Le verità (scomode) sul conflitto israelo-palestinese, l’Onu e l’Occidente: una serata di grande successo al Teatro Franco Parenti

Israele

di Ilaria Myr
«Siamo preoccupati perché non ci rendiamo conto che il 7 ottobre è stato non solo un attacco a Israele, ma a tutto l’Occidente: se non stiamo a fianco di Israele saremo travolti, dopo gli ebrei e gli israeliani ci siamo noi occidentali. È una cultura dell’odio che sta prendendo piede anche in occidente, che si sta dimostrando pigro e remissivo, oltre che diviso. Ma o l’occidente apre gli occhi o saremo sconfitti anche noi». Sono parole accorate quelle di Stefano Parisi, presidente dell’associazione Setteottobre giovedì 6 giugno al Teatro Franco Parenti di Milano per presentare la conferenza ‘La verità sul conflitto israelo-palestinese’, con l’intervento di tre relatori internazionali d’eccezione: l’ex portavoce del governo israeliano, Eylon Levy, il direttore esecutivo di UN Watch, Hillel Neuer, e la fondatrice di Arabs Ask, Rawan Osman. “Tre combattenti per la verità – ha continuato Parisi – che combattono per contrastare la propaganda antiisraeliana che ha tanto peso e rilievo sulla cultura occidentale, che rischiano davvero per quello che fanno«.

L’evento si è tenuto nella sala più grande, gremita di persone – oltre 600 presenti, più 1500 connesse a Youtube per la diretta – in un teatro blindato dalla polizia, che aveva chiuso tutte le vie intorno al via Pier Lombardo per timore di attacchi di contestatori propalestinesi: solo poche decine di manifestanti, che sono state perfettamente gestite dalle forze dell’ordine.

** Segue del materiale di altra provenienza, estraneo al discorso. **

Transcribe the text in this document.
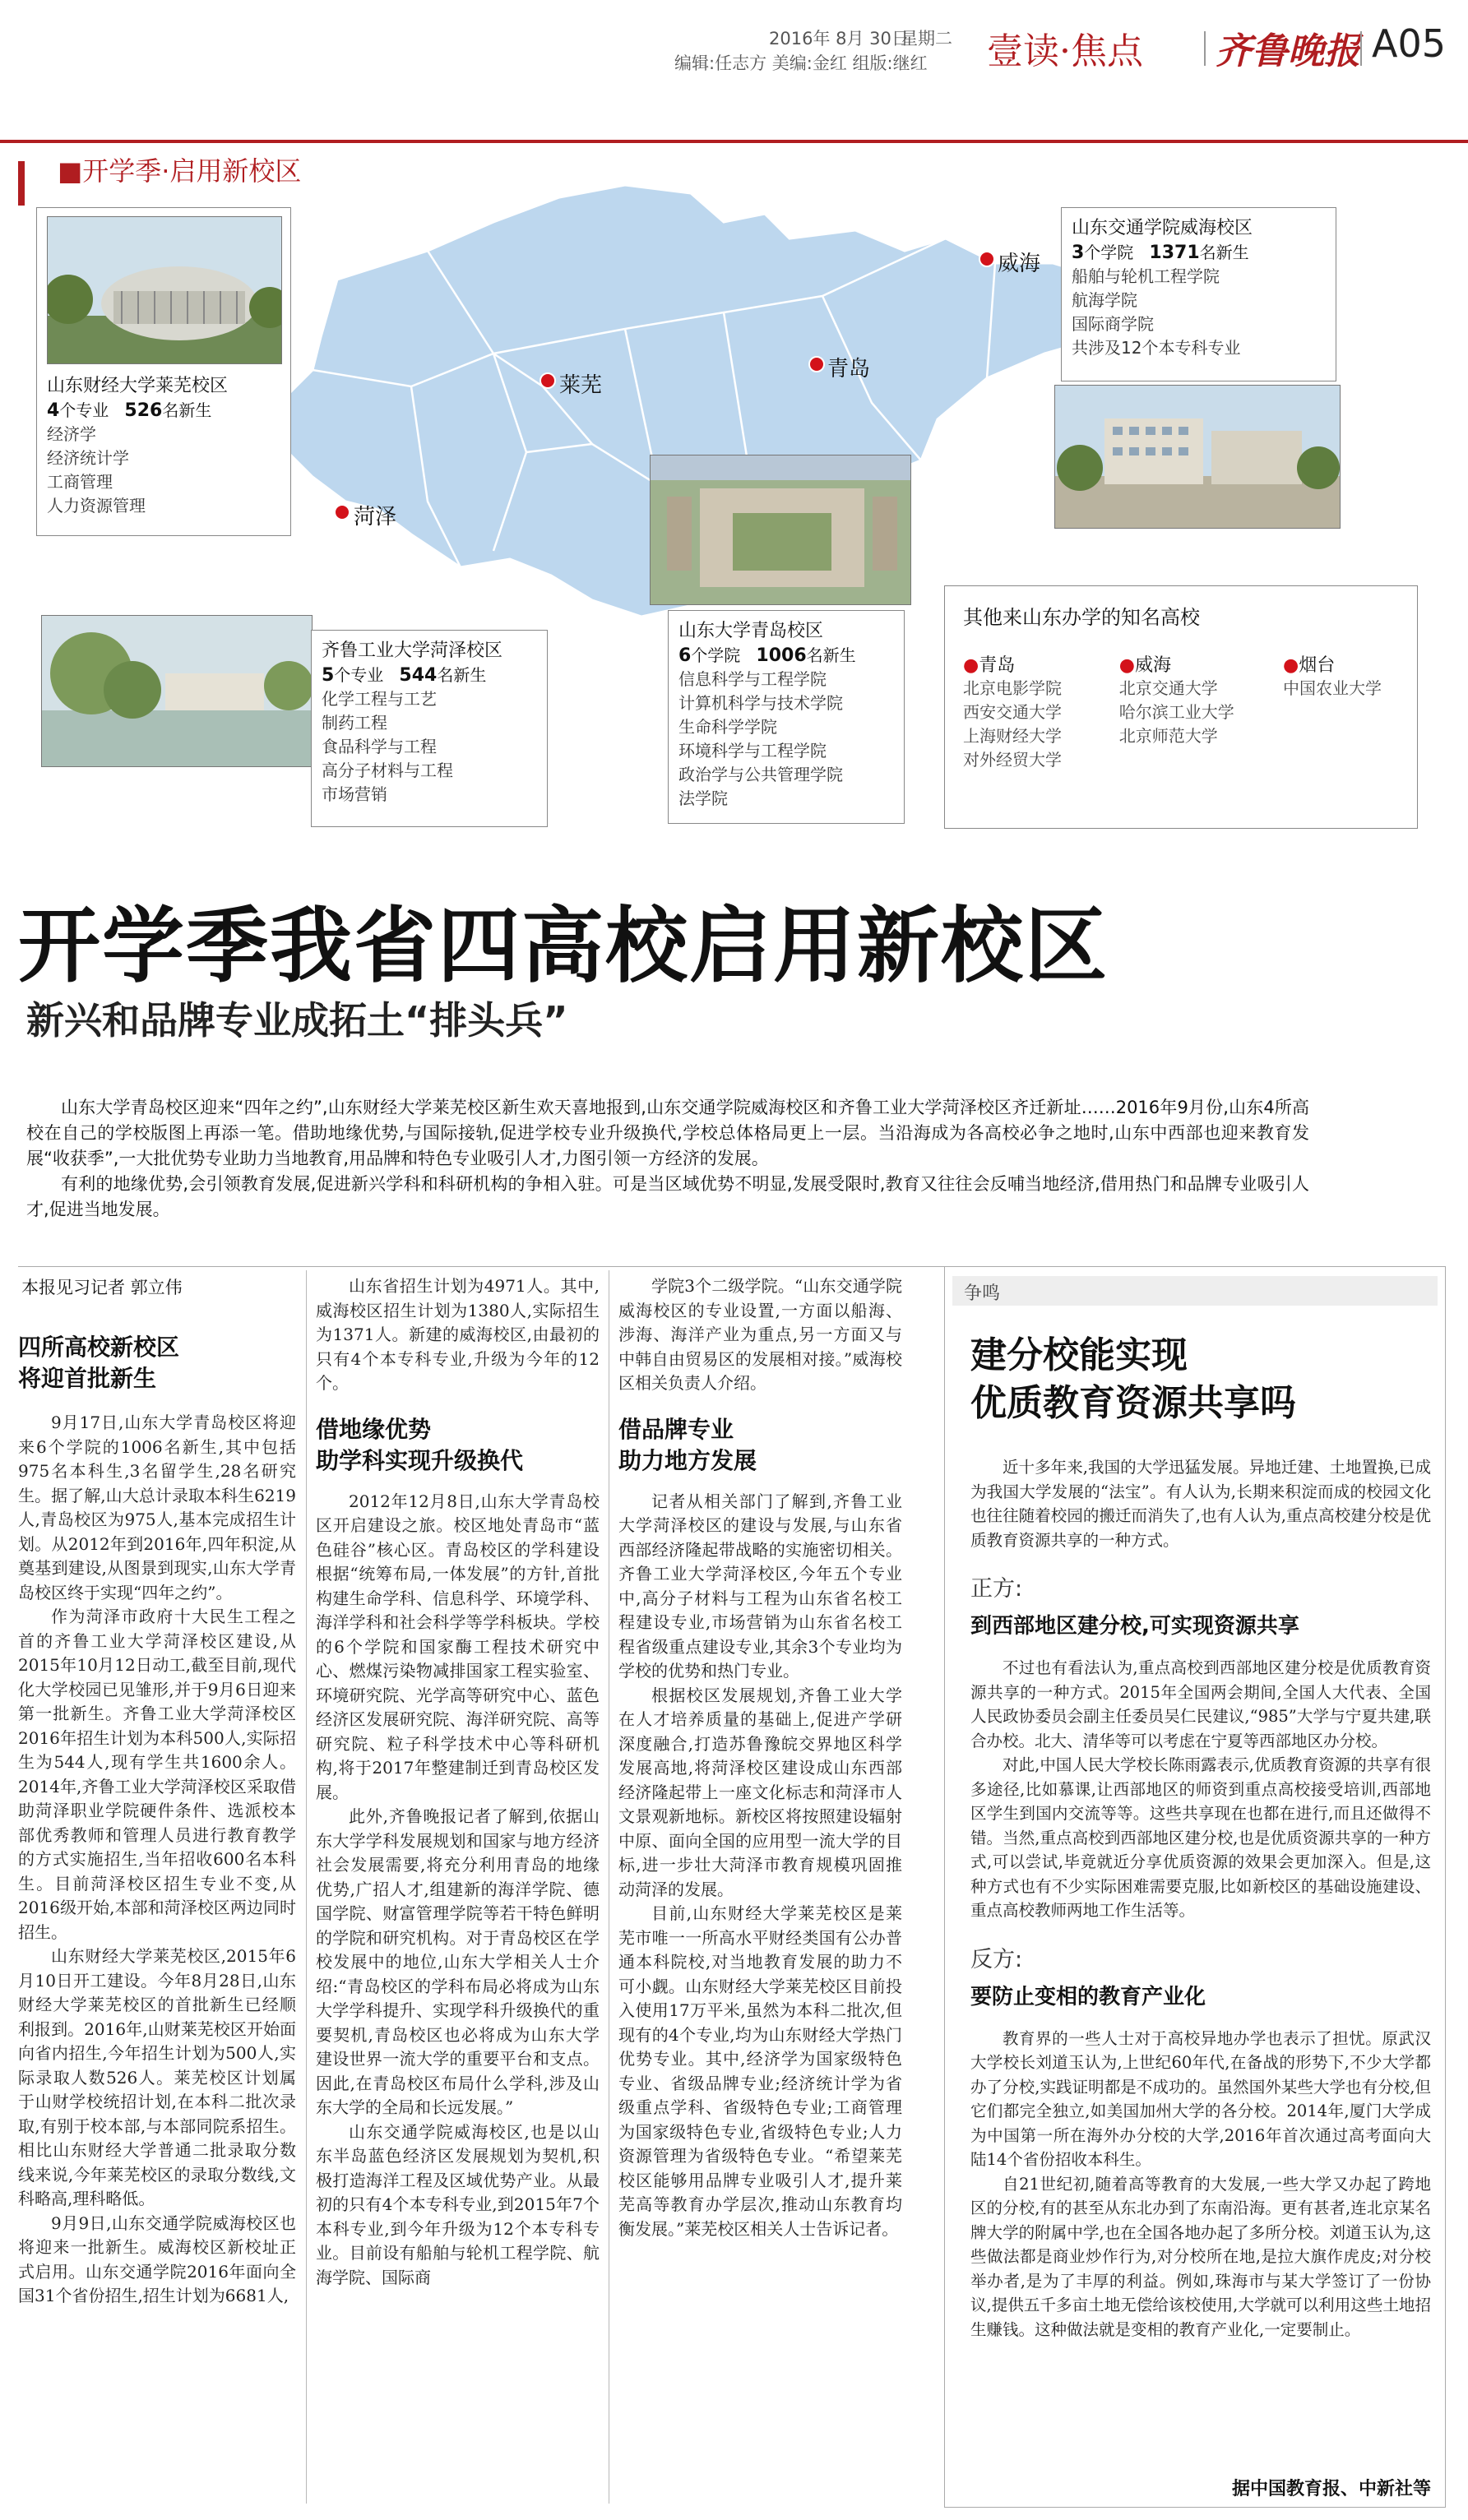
2016年 8月 30日
星期二
编辑:任志方 美编:金红 组版:继红 壹读·焦点 齐鲁晚报 A05
■开学季·启用新校区
莱芜
青岛
威海
菏泽
山东财经大学莱芜校区
4个专业 526名新生
经济学
经济统计学
工商管理
人力资源管理
山东交通学院威海校区
3个学院 1371名新生
船舶与轮机工程学院
航海学院
国际商学院
共涉及12个本专科专业
山东大学青岛校区
6个学院 1006名新生
信息科学与工程学院
计算机科学与技术学院
生命科学学院
环境科学与工程学院
政治学与公共管理学院
法学院
齐鲁工业大学菏泽校区
5个专业 544名新生
化学工程与工艺
制药工程
食品科学与工程
高分子材料与工程
市场营销
其他来山东办学的知名高校
●青岛
北京电影学院
西安交通大学
上海财经大学
对外经贸大学
●威海
北京交通大学
哈尔滨工业大学
北京师范大学
●烟台
中国农业大学
开学季我省四高校启用新校区
新兴和品牌专业成拓土“排头兵”

山东大学青岛校区迎来“四年之约”,山东财经大学莱芜校区新生欢天喜地报到,山东交通学院威海校区和齐鲁工业大学菏泽校区齐迁新址……2016年9月份,山东4所高校在自己的学校版图上再添一笔。借助地缘优势,与国际接轨,促进学校专业升级换代,学校总体格局更上一层。当沿海成为各高校必争之地时,山东中西部也迎来教育发展“收获季”,一大批优势专业助力当地教育,用品牌和特色专业吸引人才,力图引领一方经济的发展。

有利的地缘优势,会引领教育发展,促进新兴学科和科研机构的争相入驻。可是当区域优势不明显,发展受限时,教育又往往会反哺当地经济,借用热门和品牌专业吸引人才,促进当地发展。

本报见习记者 郭立伟
四所高校新校区
将迎首批新生

9月17日,山东大学青岛校区将迎来6个学院的1006名新生,其中包括975名本科生,3名留学生,28名研究生。据了解,山大总计录取本科生6219人,青岛校区为975人,基本完成招生计划。从2012年到2016年,四年积淀,从奠基到建设,从图景到现实,山东大学青岛校区终于实现“四年之约”。

作为菏泽市政府十大民生工程之首的齐鲁工业大学菏泽校区建设,从2015年10月12日动工,截至目前,现代化大学校园已见雏形,并于9月6日迎来第一批新生。齐鲁工业大学菏泽校区2016年招生计划为本科500人,实际招生为544人,现有学生共1600余人。2014年,齐鲁工业大学菏泽校区采取借助菏泽职业学院硬件条件、选派校本部优秀教师和管理人员进行教育教学的方式实施招生,当年招收600名本科生。目前菏泽校区招生专业不变,从2016级开始,本部和菏泽校区两边同时招生。

山东财经大学莱芜校区,2015年6月10日开工建设。今年8月28日,山东财经大学莱芜校区的首批新生已经顺利报到。2016年,山财莱芜校区开始面向省内招生,今年招生计划为500人,实际录取人数526人。莱芜校区计划属于山财学校统招计划,在本科二批次录取,有别于校本部,与本部同院系招生。相比山东财经大学普通二批录取分数线来说,今年莱芜校区的录取分数线,文科略高,理科略低。

9月9日,山东交通学院威海校区也将迎来一批新生。威海校区新校址正式启用。山东交通学院2016年面向全国31个省份招生,招生计划为6681人,

山东省招生计划为4971人。其中,威海校区招生计划为1380人,实际招生为1371人。新建的威海校区,由最初的只有4个本专科专业,升级为今年的12个。

借地缘优势
助学科实现升级换代

2012年12月8日,山东大学青岛校区开启建设之旅。校区地处青岛市“蓝色硅谷”核心区。青岛校区的学科建设根据“统筹布局,一体发展”的方针,首批构建生命学科、信息科学、环境学科、海洋学科和社会科学等学科板块。学校的6个学院和国家酶工程技术研究中心、燃煤污染物减排国家工程实验室、环境研究院、光学高等研究中心、蓝色经济区发展研究院、海洋研究院、高等研究院、粒子科学技术中心等科研机构,将于2017年整建制迁到青岛校区发展。

此外,齐鲁晚报记者了解到,依据山东大学学科发展规划和国家与地方经济社会发展需要,将充分利用青岛的地缘优势,广招人才,组建新的海洋学院、德国学院、财富管理学院等若干特色鲜明的学院和研究机构。对于青岛校区在学校发展中的地位,山东大学相关人士介绍:“青岛校区的学科布局必将成为山东大学学科提升、实现学科升级换代的重要契机,青岛校区也必将成为山东大学建设世界一流大学的重要平台和支点。因此,在青岛校区布局什么学科,涉及山东大学的全局和长远发展。”

山东交通学院威海校区,也是以山东半岛蓝色经济区发展规划为契机,积极打造海洋工程及区域优势产业。从最初的只有4个本专科专业,到2015年7个本科专业,到今年升级为12个本专科专业。目前设有船舶与轮机工程学院、航海学院、国际商

学院3个二级学院。“山东交通学院威海校区的专业设置,一方面以船海、涉海、海洋产业为重点,另一方面又与中韩自由贸易区的发展相对接。”威海校区相关负责人介绍。

借品牌专业
助力地方发展

记者从相关部门了解到,齐鲁工业大学菏泽校区的建设与发展,与山东省西部经济隆起带战略的实施密切相关。齐鲁工业大学菏泽校区,今年五个专业中,高分子材料与工程为山东省名校工程建设专业,市场营销为山东省名校工程省级重点建设专业,其余3个专业均为学校的优势和热门专业。

根据校区发展规划,齐鲁工业大学在人才培养质量的基础上,促进产学研深度融合,打造苏鲁豫皖交界地区科学发展高地,将菏泽校区建设成山东西部经济隆起带上一座文化标志和菏泽市人文景观新地标。新校区将按照建设辐射中原、面向全国的应用型一流大学的目标,进一步壮大菏泽市教育规模巩固推动菏泽的发展。

目前,山东财经大学莱芜校区是莱芜市唯一一所高水平财经类国有公办普通本科院校,对当地教育发展的助力不可小觑。山东财经大学莱芜校区目前投入使用17万平米,虽然为本科二批次,但现有的4个专业,均为山东财经大学热门优势专业。其中,经济学为国家级特色专业、省级品牌专业;经济统计学为省级重点学科、省级特色专业;工商管理为国家级特色专业,省级特色专业;人力资源管理为省级特色专业。“希望莱芜校区能够用品牌专业吸引人才,提升莱芜高等教育办学层次,推动山东教育均衡发展。”莱芜校区相关人士告诉记者。

争鸣
建分校能实现
优质教育资源共享吗

近十多年来,我国的大学迅猛发展。异地迁建、土地置换,已成为我国大学发展的“法宝”。有人认为,长期来积淀而成的校园文化也往往随着校园的搬迁而消失了,也有人认为,重点高校建分校是优质教育资源共享的一种方式。

正方:
到西部地区建分校,可实现资源共享

不过也有看法认为,重点高校到西部地区建分校是优质教育资源共享的一种方式。2015年全国两会期间,全国人大代表、全国人民政协委员会副主任委员吴仁民建议,“985”大学与宁夏共建,联合办校。北大、清华等可以考虑在宁夏等西部地区办分校。

对此,中国人民大学校长陈雨露表示,优质教育资源的共享有很多途径,比如慕课,让西部地区的师资到重点高校接受培训,西部地区学生到国内交流等等。这些共享现在也都在进行,而且还做得不错。当然,重点高校到西部地区建分校,也是优质资源共享的一种方式,可以尝试,毕竟就近分享优质资源的效果会更加深入。但是,这种方式也有不少实际困难需要克服,比如新校区的基础设施建设、重点高校教师两地工作生活等。

反方:
要防止变相的教育产业化

教育界的一些人士对于高校异地办学也表示了担忧。原武汉大学校长刘道玉认为,上世纪60年代,在备战的形势下,不少大学都办了分校,实践证明都是不成功的。虽然国外某些大学也有分校,但它们都完全独立,如美国加州大学的各分校。2014年,厦门大学成为中国第一所在海外办分校的大学,2016年首次通过高考面向大陆14个省份招收本科生。

自21世纪初,随着高等教育的大发展,一些大学又办起了跨地区的分校,有的甚至从东北办到了东南沿海。更有甚者,连北京某名牌大学的附属中学,也在全国各地办起了多所分校。刘道玉认为,这些做法都是商业炒作行为,对分校所在地,是拉大旗作虎皮;对分校举办者,是为了丰厚的利益。例如,珠海市与某大学签订了一份协议,提供五千多亩土地无偿给该校使用,大学就可以利用这些土地招生赚钱。这种做法就是变相的教育产业化,一定要制止。

据中国教育报、中新社等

Da sinistra, Christian Rocca e Stefano Parisi, presidente Associazione Setteottobre

 

L’atmosfera che si respirava arrivando al teatro, davanti a un dispiegamento massiccio di polizia, era però surreale e inquietante. Come ha sottolineato la direttrice del teatro André Ruth Shammah: «provo lo stesso disagio sentito nel corteo del 25 aprile con gli attacchi alla Brigata ebraica.: è assurdo che per partecipare a un evento organizzato per capire, si debba essere protetti in questo modo». La Shammah ha poi lanciato un appello a chi la pensa diversamente: «Questo teatro è aperto a tutti coloro che vogliono esporre idee, non provocazioni».

 

Dopo la proiezione del commovente video dell’Homeland Concert tenutosi a Cesarea il 18 dicembre, con 1000 musicisti e cantanti chiedevano in musica il ritorno degli ostaggi, si è entrati nel vivo della serata, condotta da Christian Rocca, direttore de L’Inkiesta.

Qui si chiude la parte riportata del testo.